Using cosineSimilarity function inside aggregation scripts

I am trying to use cosineSimilarity function inside in aggregation script but getting

Unknown call [cosine Similarity] with [2] arguments

{
    "query": {
        "match_all": {}
    },
    "aggs": {
        "group": {
            "terms": {
                "field": "group"
            },
            "aggs": {
                "profit": {
                    "scripted_metric": {
                        "params": {
                             "que_vec": [1,2,3], "ans_vec": [3,4,5]
                        },
                        "init_script": "state.scores = [:]",
                        "map_script": "double score = 0; if (doc.type.value == 'question') { score = cosineSimilarity(params.que_vec, doc.vector) } else { score = cosineSimilarity(params.ans_vec, doc.vector) } if (score > state.scores.getOrDefault(doc.type.value, 0)) { state.scores[doc.type.value] = score }",
                        "combine_script": "return state.scores",
                        "reduce_script": "return states"
                    }
                }
            }
        }
    }
}
1 Like

@lonewolf cosineSimilarity function is not available in this context. It is only available only in score context. Different painless contexts have different functions available for them.
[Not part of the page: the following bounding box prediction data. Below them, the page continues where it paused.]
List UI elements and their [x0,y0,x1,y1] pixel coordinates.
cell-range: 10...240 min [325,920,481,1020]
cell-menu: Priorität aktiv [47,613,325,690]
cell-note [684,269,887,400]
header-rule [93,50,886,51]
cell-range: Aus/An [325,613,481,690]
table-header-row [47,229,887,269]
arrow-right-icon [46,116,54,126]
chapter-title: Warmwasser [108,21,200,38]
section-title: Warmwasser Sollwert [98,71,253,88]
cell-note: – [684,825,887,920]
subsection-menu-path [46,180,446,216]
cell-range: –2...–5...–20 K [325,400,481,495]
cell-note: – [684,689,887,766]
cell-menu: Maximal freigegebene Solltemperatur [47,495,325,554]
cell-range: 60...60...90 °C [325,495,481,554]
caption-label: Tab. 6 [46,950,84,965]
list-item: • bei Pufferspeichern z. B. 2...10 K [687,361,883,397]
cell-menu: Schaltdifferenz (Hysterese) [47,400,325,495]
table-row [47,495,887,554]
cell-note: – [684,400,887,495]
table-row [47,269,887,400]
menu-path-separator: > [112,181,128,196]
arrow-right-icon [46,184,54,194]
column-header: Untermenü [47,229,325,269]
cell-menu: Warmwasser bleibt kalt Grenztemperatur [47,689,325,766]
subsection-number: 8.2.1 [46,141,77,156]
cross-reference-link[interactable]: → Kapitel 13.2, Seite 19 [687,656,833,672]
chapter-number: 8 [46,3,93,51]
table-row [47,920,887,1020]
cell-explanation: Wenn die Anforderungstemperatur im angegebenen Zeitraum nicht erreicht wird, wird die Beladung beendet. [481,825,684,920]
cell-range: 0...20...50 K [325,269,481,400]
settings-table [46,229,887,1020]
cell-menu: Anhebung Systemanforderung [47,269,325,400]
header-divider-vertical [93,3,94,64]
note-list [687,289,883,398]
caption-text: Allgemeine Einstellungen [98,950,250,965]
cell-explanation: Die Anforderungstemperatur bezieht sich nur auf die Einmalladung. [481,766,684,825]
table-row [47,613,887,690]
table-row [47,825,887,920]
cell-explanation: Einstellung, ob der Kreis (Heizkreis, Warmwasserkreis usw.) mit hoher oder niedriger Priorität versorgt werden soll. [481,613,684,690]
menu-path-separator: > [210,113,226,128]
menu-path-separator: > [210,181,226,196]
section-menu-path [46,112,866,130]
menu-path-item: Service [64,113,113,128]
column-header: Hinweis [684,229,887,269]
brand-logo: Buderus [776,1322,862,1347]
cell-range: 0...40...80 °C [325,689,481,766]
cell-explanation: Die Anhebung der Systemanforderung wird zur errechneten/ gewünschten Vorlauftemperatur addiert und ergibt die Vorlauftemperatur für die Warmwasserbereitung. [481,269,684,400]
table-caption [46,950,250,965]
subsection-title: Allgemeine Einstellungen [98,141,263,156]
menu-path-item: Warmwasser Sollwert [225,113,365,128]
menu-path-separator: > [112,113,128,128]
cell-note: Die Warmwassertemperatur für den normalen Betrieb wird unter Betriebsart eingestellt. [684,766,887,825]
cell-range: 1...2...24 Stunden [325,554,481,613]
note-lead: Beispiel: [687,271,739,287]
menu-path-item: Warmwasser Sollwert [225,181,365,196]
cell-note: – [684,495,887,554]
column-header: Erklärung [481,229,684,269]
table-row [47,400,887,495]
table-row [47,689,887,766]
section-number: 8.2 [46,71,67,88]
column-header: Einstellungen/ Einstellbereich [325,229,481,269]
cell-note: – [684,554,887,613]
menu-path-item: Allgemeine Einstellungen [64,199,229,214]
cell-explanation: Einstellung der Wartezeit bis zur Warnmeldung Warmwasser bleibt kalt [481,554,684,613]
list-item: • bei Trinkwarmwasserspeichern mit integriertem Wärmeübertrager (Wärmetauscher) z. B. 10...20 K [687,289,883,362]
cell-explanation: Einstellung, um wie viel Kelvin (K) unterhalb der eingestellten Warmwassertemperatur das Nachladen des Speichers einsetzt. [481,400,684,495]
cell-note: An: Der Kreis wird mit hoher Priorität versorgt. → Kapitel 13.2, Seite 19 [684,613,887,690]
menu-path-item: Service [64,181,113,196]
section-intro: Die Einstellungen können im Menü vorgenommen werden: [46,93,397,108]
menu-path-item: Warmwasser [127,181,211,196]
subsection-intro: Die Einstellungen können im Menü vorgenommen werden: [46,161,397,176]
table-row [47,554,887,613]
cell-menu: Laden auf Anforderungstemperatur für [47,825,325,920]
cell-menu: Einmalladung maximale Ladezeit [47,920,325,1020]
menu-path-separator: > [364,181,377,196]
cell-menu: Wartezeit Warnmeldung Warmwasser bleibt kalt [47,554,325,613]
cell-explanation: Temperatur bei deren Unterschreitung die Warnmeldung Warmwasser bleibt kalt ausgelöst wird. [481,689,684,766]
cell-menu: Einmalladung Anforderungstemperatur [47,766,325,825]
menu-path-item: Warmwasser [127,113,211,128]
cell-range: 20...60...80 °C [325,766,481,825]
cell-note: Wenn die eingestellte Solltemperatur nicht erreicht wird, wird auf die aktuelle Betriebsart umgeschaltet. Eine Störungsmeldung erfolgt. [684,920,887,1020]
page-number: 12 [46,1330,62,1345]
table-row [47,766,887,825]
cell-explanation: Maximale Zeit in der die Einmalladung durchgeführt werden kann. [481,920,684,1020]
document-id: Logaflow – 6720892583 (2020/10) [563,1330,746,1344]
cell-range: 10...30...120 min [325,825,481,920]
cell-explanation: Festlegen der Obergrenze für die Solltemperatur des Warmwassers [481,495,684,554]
Can you please describe your use case? Why do you need cosineSimilarity to calculate aggregation results?

I wish to compare a given query (which is a set of vectors) to all documents (vectors) in the index. The documents in the index will aggregated into buckets and then for each bucket, pairwise cosine similarity carried between vectors in bucket and vectors in query. Finally, highest cosine score and corresponding pair will be returned.

If I carry out the cosine similarity calculation in score script, the result will be available as "_score" field in aggregation and this would allow me to calculate highest cosine score for a bucket. But it would not be possible to find out which pair of vectors contributed to highest score.

2 Likes

This topic was automatically closed 28 days after the last reply. New replies are no longer allowed.